В то время я был полон ненависти. Я с отвращением видел, что жизнь здесь нисколько не изменилась, что остров грязи и крови, на котором я пребывал все эти годы, – для здешней жизни не более чем миф. К тому же я кожей ощущал неприязнь, которую ко мне испытывали окружающие. «Приходилось ли тебе убивать?» – спрашивали меня юнцы однокурсники и жаждали подробностей. Однажды мне пришла в голову мысль, что она, Лиза, тоже спросила бы об этом. Словом, «герой, я не люблю тебя»!..
Я отучился положенные пять лет. Не могу сказать, что не искал ее. Я искал. До тех пор пока не пришел к мысли: в конечном результате все мы ищем только одного – любви. Поиски любви могут привести куда угодно – к радикализму, фашизму, феминизму, экстремизму и прочим извращениям… Если бы у Володи Ульянова была не столь авторитарная мать, неизвестно, совершилась бы заваруха 1917 года. А если бы Гитлера признали как гениального художника? Если бы Иосифа Джугашвили не турнули из духовной семинарии? А эти жирные свиньи, пославшие воевать безобидного Кольку из Луганска! Что знали о любви они?
Недолюбовь превращает человека в прокаженного с колокольчиком на шее: он повсюду звонит, оповещая о своем приходе, и этот колокольчик – знак к бегству для остальных. Ибо любовь нужна такому прокаженному только как цель, к которой он должен идти в полном одиночестве.
Я уже не мечтал о славе. Юношеские бредни выветрились из меня. Я увлекся другим. Не будь в моей жизни истории с Лизой, я, может быть, никогда бы не задумался о том, о чем думал тогда. Я перечитал кучу книг, доставая их у спекулянтов по неимоверным ценам. Я был уверен, что она их тоже читала.
…Сейчас, собираясь покинуть городок, приютивший меня, я открыл свой дневник, который начал вести во время учебы. Прежде чем сжечь его, принялся читать…

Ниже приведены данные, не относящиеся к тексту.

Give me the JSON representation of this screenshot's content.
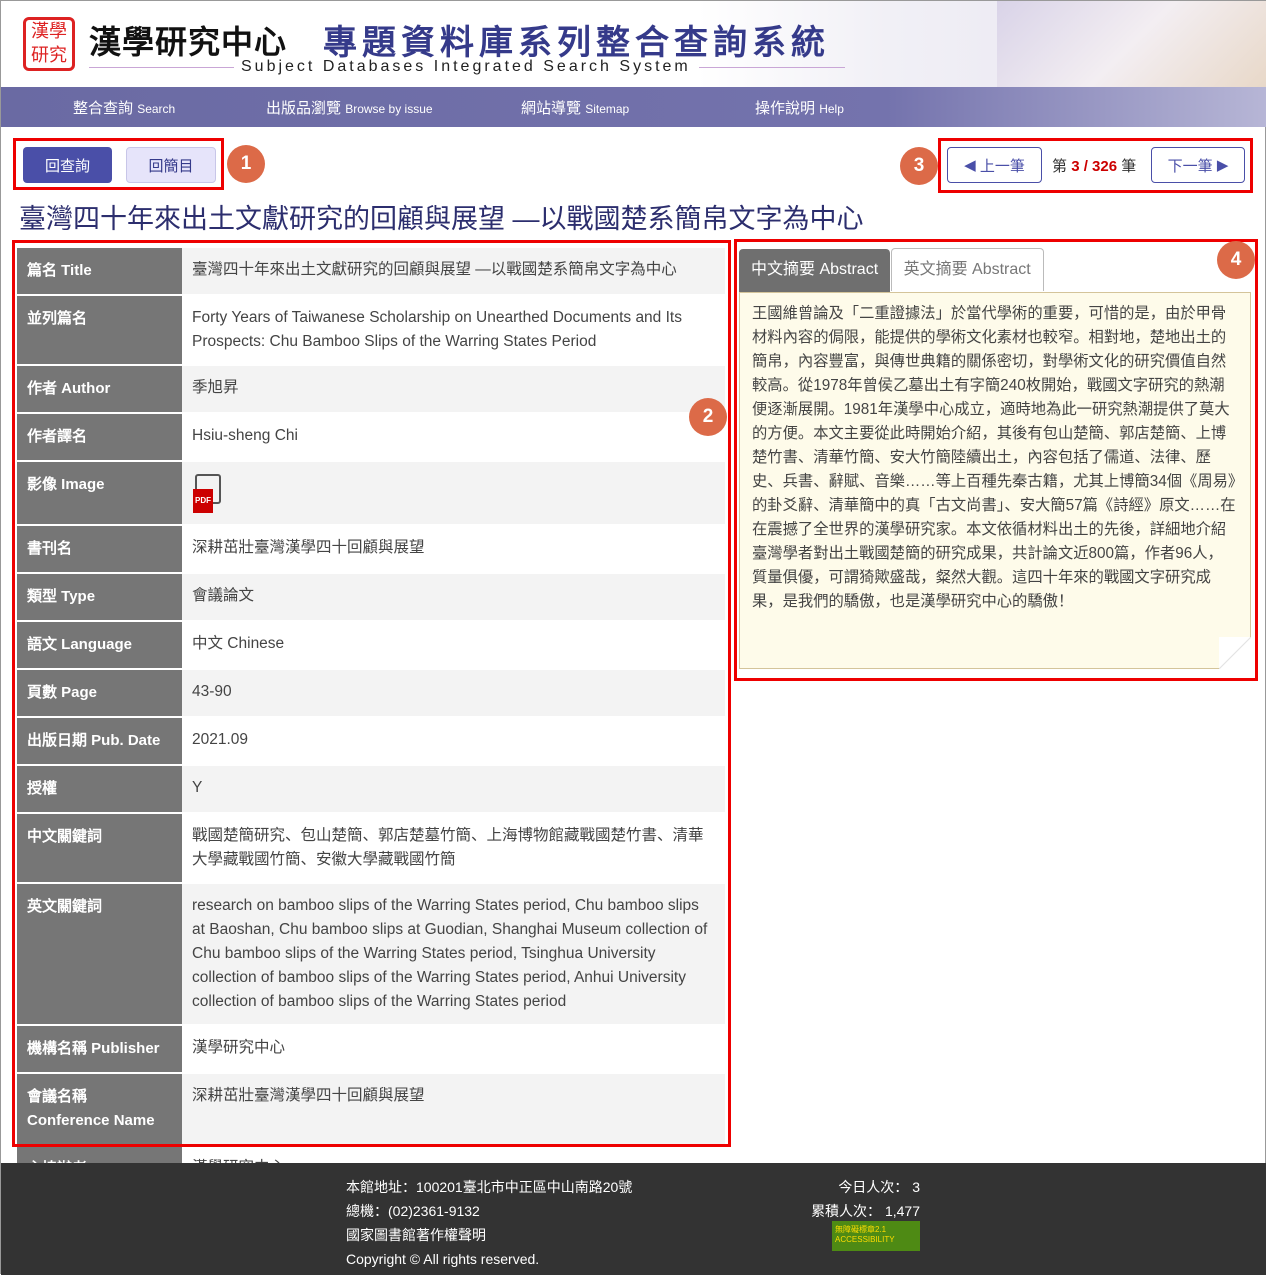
{
  "header": {
    "seal_text": "漢學研究",
    "org_name": "漢學研究中心",
    "system_title": "專題資料庫系列整合查詢系統",
    "system_title_en": "Subject Databases Integrated Search System"
  },
  "nav": [
    {
      "cn": "整合查詢",
      "en": "Search"
    },
    {
      "cn": "出版品瀏覽",
      "en": "Browse by issue"
    },
    {
      "cn": "網站導覽",
      "en": "Sitemap"
    },
    {
      "cn": "操作說明",
      "en": "Help"
    }
  ],
  "controls": {
    "back_search": "回查詢",
    "back_list": "回簡目",
    "prev": "上一筆",
    "next": "下一筆",
    "page_prefix": "第",
    "page_current": "3 / 326",
    "page_suffix": "筆"
  },
  "annotations": [
    "1",
    "2",
    "3",
    "4"
  ],
  "colors": {
    "accent": "#353a8a",
    "nav": "#6a6aa3",
    "annotation": "#dc6a48",
    "highlight_box": "#ee0000"
  },
  "title": "臺灣四十年來出土文獻研究的回顧與展望 —以戰國楚系簡帛文字為中心",
  "fields": [
    {
      "label": "篇名 Title",
      "value": "臺灣四十年來出土文獻研究的回顧與展望 —以戰國楚系簡帛文字為中心"
    },
    {
      "label": "並列篇名",
      "value": "Forty Years of Taiwanese Scholarship on Unearthed Documents and Its Prospects: Chu Bamboo Slips of the Warring States Period"
    },
    {
      "label": "作者 Author",
      "value": "季旭昇"
    },
    {
      "label": "作者譯名",
      "value": "Hsiu-sheng Chi"
    },
    {
      "label": "影像 Image",
      "value": "",
      "icon": "pdf-icon"
    },
    {
      "label": "書刊名",
      "value": "深耕茁壯臺灣漢學四十回顧與展望"
    },
    {
      "label": "類型 Type",
      "value": "會議論文"
    },
    {
      "label": "語文 Language",
      "value": "中文 Chinese"
    },
    {
      "label": "頁數 Page",
      "value": "43-90"
    },
    {
      "label": "出版日期 Pub. Date",
      "value": "2021.09"
    },
    {
      "label": "授權",
      "value": "Y"
    },
    {
      "label": "中文關鍵詞",
      "value": "戰國楚簡研究、包山楚簡、郭店楚墓竹簡、上海博物館藏戰國楚竹書、清華大學藏戰國竹簡、安徽大學藏戰國竹簡"
    },
    {
      "label": "英文關鍵詞",
      "value": "research on bamboo slips of the Warring States period, Chu bamboo slips at Baoshan, Chu bamboo slips at Guodian, Shanghai Museum collection of Chu bamboo slips of the Warring States period, Tsinghua University collection of bamboo slips of the Warring States period, Anhui University collection of bamboo slips of the Warring States period"
    },
    {
      "label": "機構名稱 Publisher",
      "value": "漢學研究中心"
    },
    {
      "label": "會議名稱 Conference Name",
      "value": "深耕茁壯臺灣漢學四十回顧與展望"
    },
    {
      "label": "主協辦者 Sponsors",
      "value": "漢學研究中心"
    }
  ],
  "abstract": {
    "tab_cn": "中文摘要 Abstract",
    "tab_en": "英文摘要 Abstract",
    "text": "王國維曾論及「二重證據法」於當代學術的重要，可惜的是，由於甲骨材料內容的侷限，能提供的學術文化素材也較窄。相對地，楚地出土的簡帛，內容豐富，與傳世典籍的關係密切，對學術文化的研究價值自然較高。從1978年曾侯乙墓出土有字簡240枚開始，戰國文字研究的熱潮便逐漸展開。1981年漢學中心成立，適時地為此一研究熱潮提供了莫大的方便。本文主要從此時開始介紹，其後有包山楚簡、郭店楚簡、上博楚竹書、清華竹簡、安大竹簡陸續出土，內容包括了儒道、法律、歷史、兵書、辭賦、音樂……等上百種先秦古籍，尤其上博簡34個《周易》的卦爻辭、清華簡中的真「古文尚書」、安大簡57篇《詩經》原文……在在震撼了全世界的漢學研究家。本文依循材料出土的先後，詳細地介紹臺灣學者對出土戰國楚簡的研究成果，共計論文近800篇，作者96人，質量俱優，可謂猗歟盛哉，粲然大觀。這四十年來的戰國文字研究成果，是我們的驕傲，也是漢學研究中心的驕傲！"
  },
  "footer": {
    "address": "本館地址：100201臺北市中正區中山南路20號",
    "phone": "總機：(02)2361-9132",
    "copyright_notice": "國家圖書館著作權聲明",
    "copyright": "Copyright © All rights reserved.",
    "today": "今日人次： 3",
    "total": "累積人次： 1,477",
    "accessibility_badge": "無障礙標章2.1 ACCESSIBILITY"
  }
}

«Нужно свыкнуться с жизнью на вершинах гор – чтобы глубоко под тобой разносилась жалкая болтовня о политике, об эгоизме народов. Необходима предопределенность к тому, чтобы существовать в лабиринте. И… семикратный опыт одиночества…», и дальше уже мое: «Ницше достоин уважения хотя бы за то, что с его антигуманистическими и антихристианскими идеями согласится лишь меньшинство. Зная об этом, он все равно остался собой!» И далее: «Даже в самой честной душе заложена определенная доля порочности… Сострадание разносит заразу страдания – при известных обстоятельствах состраданием может достигаться такая совокупная потеря жизни, жизненной энергии, что она становится абсурдно диспропорциональной кванту причины… Даже если у Бога есть ад свой: это любовь к людям!»
И снова мое: «Попробую записать то, о чем думал сегодня ночью. Ницше… Его философию должны понимать люди, умеющие жить «на вершинах», отрешенные, по его же словам, от «болтовни и эгоизма», а сам же он площадно ругает Канта, стремясь к первенству. Каждый смертный, если он по природе не философ и не способен осмыслить и обобщить реальность, ищет СВОЕГО философа. Ницше – не мой философ! Наверное, потому что я – генетический христианин. Если бы я попал в плен, меня бы распяли. Я чувствую ЕГО – в себе. Несмотря на то что не хожу в церковь… Ницше приветствует буддизм, потому что это радостная религия, воспевающая заботу о теле, здоровье. Мне это претит. Сто сорок восьмой раз я думаю о том, что уже прожил все главное. Мне тяжело среди людей – и я начинаю кривляться». Опять Ницше: «Любовь – единственный, последний шанс выжить…» Я: «Лиза, я не помню тебя…» Библия:
«…Не клянитесь! Ваше слово пусть будет «да», «нет». Все, что больше этого, – от лукавого…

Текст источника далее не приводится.